This is just the beginning. We are building an organization centered on informed advocacy, community building, and accessible education. We’ll work with Satellites and partners to create new programs and scale existing programs aimed at improving the relationship between science and society.
In the coming days, we ask our leaders to listen to us as we talk to them about the value of science and tell them why we marched.
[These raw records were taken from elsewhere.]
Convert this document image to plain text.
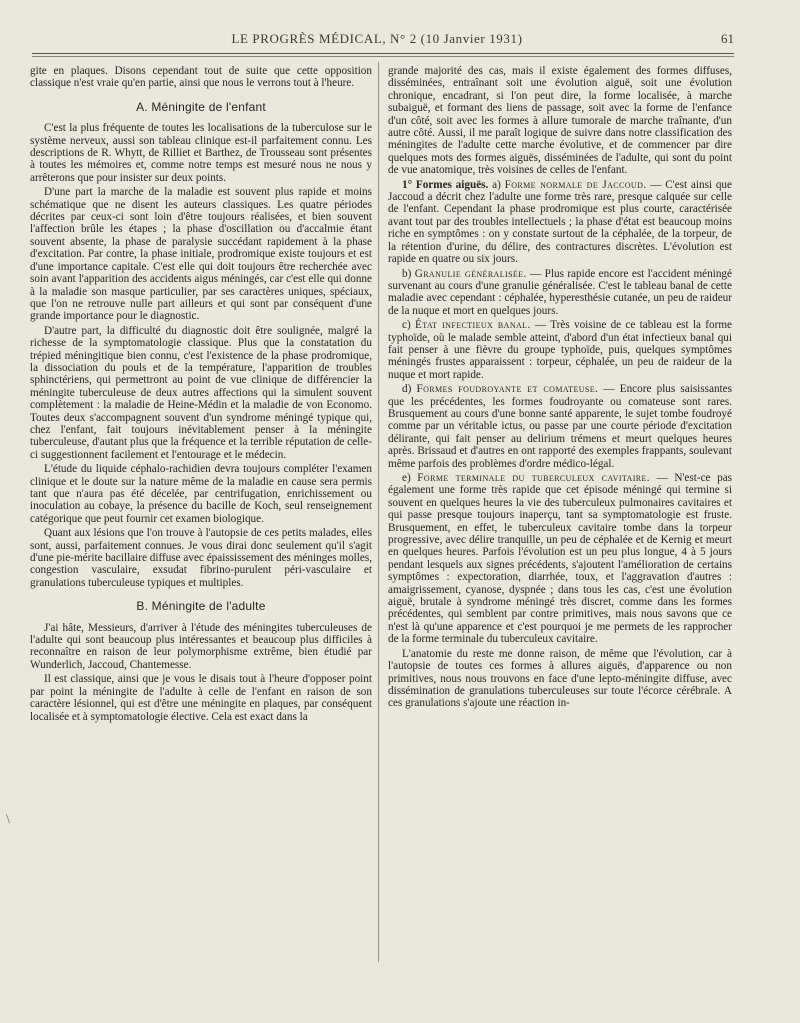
LE PROGRÈS MÉDICAL, N° 2 (10 Janvier 1931)	61

gite en plaques. Disons cependant tout de suite que cette opposition classique n'est vraie qu'en partie, ainsi que nous le verrons tout à l'heure.

A. Méningite de l'enfant

C'est la plus fréquente de toutes les localisations de la tuberculose sur le système nerveux, aussi son tableau clinique est-il parfaitement connu. Les descriptions de R. Whytt, de Rilliet et Barthez, de Trousseau sont présentes à toutes les mémoires et, comme notre temps est mesuré nous ne nous y arrêterons que pour insister sur deux points.

D'une part la marche de la maladie est souvent plus rapide et moins schématique que ne disent les auteurs classiques. Les quatre périodes décrites par ceux-ci sont loin d'être toujours réalisées, et bien souvent l'affection brûle les étapes ; la phase d'oscillation ou d'accalmie étant souvent absente, la phase de paralysie succédant rapidement à la phase d'excitation. Par contre, la phase initiale, prodromique existe toujours et est d'une importance capitale. C'est elle qui doit toujours être recherchée avec soin avant l'apparition des accidents aigus méningés, car c'est elle qui donne à la maladie son masque particulier, par ses caractères uniques, spéciaux, que l'on ne retrouve nulle part ailleurs et qui sont par conséquent d'une grande importance pour le diagnostic.

D'autre part, la difficulté du diagnostic doit être soulignée, malgré la richesse de la symptomatologie classique. Plus que la constatation du trépied méningitique bien connu, c'est l'existence de la phase prodromique, la dissociation du pouls et de la température, l'apparition de troubles sphinctériens, qui permettront au point de vue clinique de différencier la méningite tuberculeuse de deux autres affections qui la simulent souvent complètement : la maladie de Heine-Médin et la maladie de von Economo. Toutes deux s'accompagnent souvent d'un syndrome méningé typique qui, chez l'enfant, fait toujours inévitablement penser à la méningite tuberculeuse, d'autant plus que la fréquence et la terrible réputation de celle-ci suggestionnent facilement et l'entourage et le médecin.

L'étude du liquide céphalo-rachidien devra toujours compléter l'examen clinique et le doute sur la nature même de la maladie en cause sera permis tant que n'aura pas été décelée, par centrifugation, enrichissement ou inoculation au cobaye, la présence du bacille de Koch, seul renseignement catégorique que peut fournir cet examen biologique.

Quant aux lésions que l'on trouve à l'autopsie de ces petits malades, elles sont, aussi, parfaitement connues. Je vous dirai donc seulement qu'il s'agit d'une pie-mérite bacillaire diffuse avec épaississement des méninges molles, congestion vasculaire, exsudat fibrino-purulent péri-vasculaire et granulations tuberculeuse typiques et multiples.

B. Méningite de l'adulte

J'ai hâte, Messieurs, d'arriver à l'étude des méningites tuberculeuses de l'adulte qui sont beaucoup plus intéressantes et beaucoup plus difficiles à reconnaître en raison de leur polymorphisme extrême, bien étudié par Wunderlich, Jaccoud, Chantemesse.

Il est classique, ainsi que je vous le disais tout à l'heure d'opposer point par point la méningite de l'adulte à celle de l'enfant en raison de son caractère lésionnel, qui est d'être une méningite en plaques, par conséquent localisée et à symptomatologie élective. Cela est exact dans la

grande majorité des cas, mais il existe également des formes diffuses, disséminées, entraînant soit une évolution aiguë, soit une évolution chronique, encadrant, si l'on peut dire, la forme localisée, à marche subaiguë, et formant des liens de passage, soit avec la forme de l'enfance d'un côté, soit avec les formes à allure tumorale de marche traînante, d'un autre côté. Aussi, il me paraît logique de suivre dans notre classification des méningites de l'adulte cette marche évolutive, et de commencer par dire quelques mots des formes aiguës, disséminées de l'adulte, qui sont du point de vue anatomique, très voisines de celles de l'enfant.

1° Formes aiguës. a) Forme normale de Jaccoud. — C'est ainsi que Jaccoud a décrit chez l'adulte une forme très rare, presque calquée sur celle de l'enfant. Cependant la phase prodromique est plus courte, caractérisée avant tout par des troubles intellectuels ; la phase d'état est beaucoup moins riche en symptômes : on y constate surtout de la céphalée, de la torpeur, de la rétention d'urine, du délire, des contractures discrètes. L'évolution est rapide en quatre ou six jours.

b) Granulie généralisée. — Plus rapide encore est l'accident méningé survenant au cours d'une granulie généralisée. C'est le tableau banal de cette maladie avec cependant : céphalée, hyperesthésie cutanée, un peu de raideur de la nuque et mort en quelques jours.

c) État infectieux banal. — Très voisine de ce tableau est la forme typhoïde, où le malade semble atteint, d'abord d'un état infectieux banal qui fait penser à une fièvre du groupe typhoïde, puis, quelques symptômes méningés frustes apparaissent : torpeur, céphalée, un peu de raideur de la nuque et mort rapide.

d) Formes foudroyante et comateuse. — Encore plus saisissantes que les précédentes, les formes foudroyante ou comateuse sont rares. Brusquement au cours d'une bonne santé apparente, le sujet tombe foudroyé comme par un véritable ictus, ou passe par une courte période d'excitation délirante, qui fait penser au delirium trémens et meurt quelques heures après. Brissaud et d'autres en ont rapporté des exemples frappants, soulevant même parfois des problèmes d'ordre médico-légal.

e) Forme terminale du tuberculeux cavitaire. — N'est-ce pas également une forme très rapide que cet épisode méningé qui termine si souvent en quelques heures la vie des tuberculeux pulmonaires cavitaires et qui passe presque toujours inaperçu, tant sa symptomatologie est fruste. Brusquement, en effet, le tuberculeux cavitaire tombe dans la torpeur progressive, avec délire tranquille, un peu de céphalée et de Kernig et meurt en quelques heures. Parfois l'évolution est un peu plus longue, 4 à 5 jours pendant lesquels aux signes précédents, s'ajoutent l'amélioration de certains symptômes : expectoration, diarrhée, toux, et l'aggravation d'autres : amaigrissement, cyanose, dyspnée ; dans tous les cas, c'est une évolution aiguë, brutale à syndrome méningé très discret, comme dans les formes précédentes, qui semblent par contre primitives, mais nous savons que ce n'est là qu'une apparence et c'est pourquoi je me permets de les rapprocher de la forme terminale du tuberculeux cavitaire.

L'anatomie du reste me donne raison, de même que l'évolution, car à l'autopsie de toutes ces formes à allures aiguës, d'apparence ou non primitives, nous nous trouvons en face d'une lepto-méningite diffuse, avec dissémination de granulations tuberculeuses sur toute l'écorce cérébrale. A ces granulations s'ajoute une réaction in-

\
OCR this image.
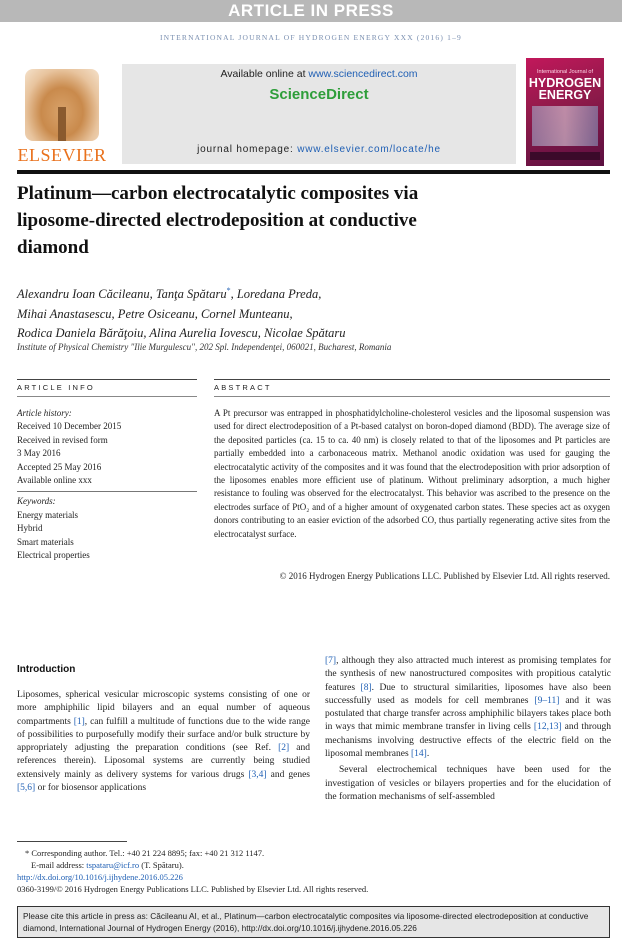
ARTICLE IN PRESS
INTERNATIONAL JOURNAL OF HYDROGEN ENERGY XXX (2016) 1–9
ELSEVIER
Available online at www.sciencedirect.com
ScienceDirect
journal homepage: www.elsevier.com/locate/he
International Journal of
HYDROGEN
ENERGY
Platinum—carbon electrocatalytic composites via
liposome-directed electrodeposition at conductive
diamond
Alexandru Ioan Căcileanu, Tanţa Spătaru*, Loredana Preda,
Mihai Anastasescu, Petre Osiceanu, Cornel Munteanu,
Rodica Daniela Bărăţoiu, Alina Aurelia Iovescu, Nicolae Spătaru
Institute of Physical Chemistry "Ilie Murgulescu", 202 Spl. Independenţei, 060021, Bucharest, Romania
ARTICLE INFO	ABSTRACT
Article history:
Received 10 December 2015
Received in revised form
3 May 2016
Accepted 25 May 2016
Available online xxx
Keywords:
Energy materials
Hybrid
Smart materials
Electrical properties
A Pt precursor was entrapped in phosphatidylcholine-cholesterol vesicles and the liposomal suspension was used for direct electrodeposition of a Pt-based catalyst on boron-doped diamond (BDD). The average size of the deposited particles (ca. 15 to ca. 40 nm) is closely related to that of the liposomes and Pt particles are partially embedded into a carbonaceous matrix. Methanol anodic oxidation was used for gauging the electrocatalytic activity of the composites and it was found that the electrodeposition with prior adsorption of the liposomes enables more efficient use of platinum. Without preliminary adsorption, a much higher resistance to fouling was observed for the electrocatalyst. This behavior was ascribed to the presence on the electrodes surface of PtO₂ and of a higher amount of oxygenated carbon states. These species act as oxygen donors contributing to an easier eviction of the adsorbed CO, thus partially regenerating active sites from the electrocatalyst surface.
© 2016 Hydrogen Energy Publications LLC. Published by Elsevier Ltd. All rights reserved.
Introduction
Liposomes, spherical vesicular microscopic systems consisting of one or more amphiphilic lipid bilayers and an equal number of aqueous compartments [1], can fulfill a multitude of functions due to the wide range of possibilities to purposefully modify their surface and/or bulk structure by appropriately adjusting the preparation conditions (see Ref. [2] and references therein). Liposomal systems are currently being studied extensively mainly as delivery systems for various drugs [3,4] and genes [5,6] or for biosensor applications
[7], although they also attracted much interest as promising templates for the synthesis of new nanostructured composites with propitious catalytic features [8]. Due to structural similarities, liposomes have also been successfully used as models for cell membranes [9–11] and it was postulated that charge transfer across amphiphilic bilayers takes place both in ways that mimic membrane transfer in living cells [12,13] and through mechanisms involving destructive effects of the electric field on the liposomal membranes [14].
Several electrochemical techniques have been used for the investigation of vesicles or bilayers properties and for the elucidation of the formation mechanisms of self-assembled
* Corresponding author. Tel.: +40 21 224 8895; fax: +40 21 312 1147.
E-mail address: tspataru@icf.ro (T. Spătaru).
http://dx.doi.org/10.1016/j.ijhydene.2016.05.226
0360-3199/© 2016 Hydrogen Energy Publications LLC. Published by Elsevier Ltd. All rights reserved.
Please cite this article in press as: Căcileanu AI, et al., Platinum—carbon electrocatalytic composites via liposome-directed electrodeposition at conductive diamond, International Journal of Hydrogen Energy (2016), http://dx.doi.org/10.1016/j.ijhydene.2016.05.226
We ask them to support priorities such as:
- Sustaining and strengthening scientific integrity
- Using the best-available science to make policy and regulatory decisions
- Investing in and encouraging research and development in the public sector, and incentivizing investment in research and development in the private sector
- Supporting broad participation and access to diverse communities’ talents and perspectives
- Facilitating open communication and collaboration between scientists and the broader public
- Encouraging scientists to take an active role in public life and policy
- Creating an environment that fosters a vibrant and diverse international scientific community
- Building capacity for science education that draws on best-available knowledge and instructs students in scientific practices
United as one movement, and with the support of our leaders, we can take a step forward into a future where science can do its job: protecting and serving the health of our communities, the safety of our families, the education of our children, the foundation of our economy, the freedom of our imaginations, and the future we all want to live in and preserve for coming generations.
We urge our leaders to use the powers of their offices to protect and uplift the role of science in serving society.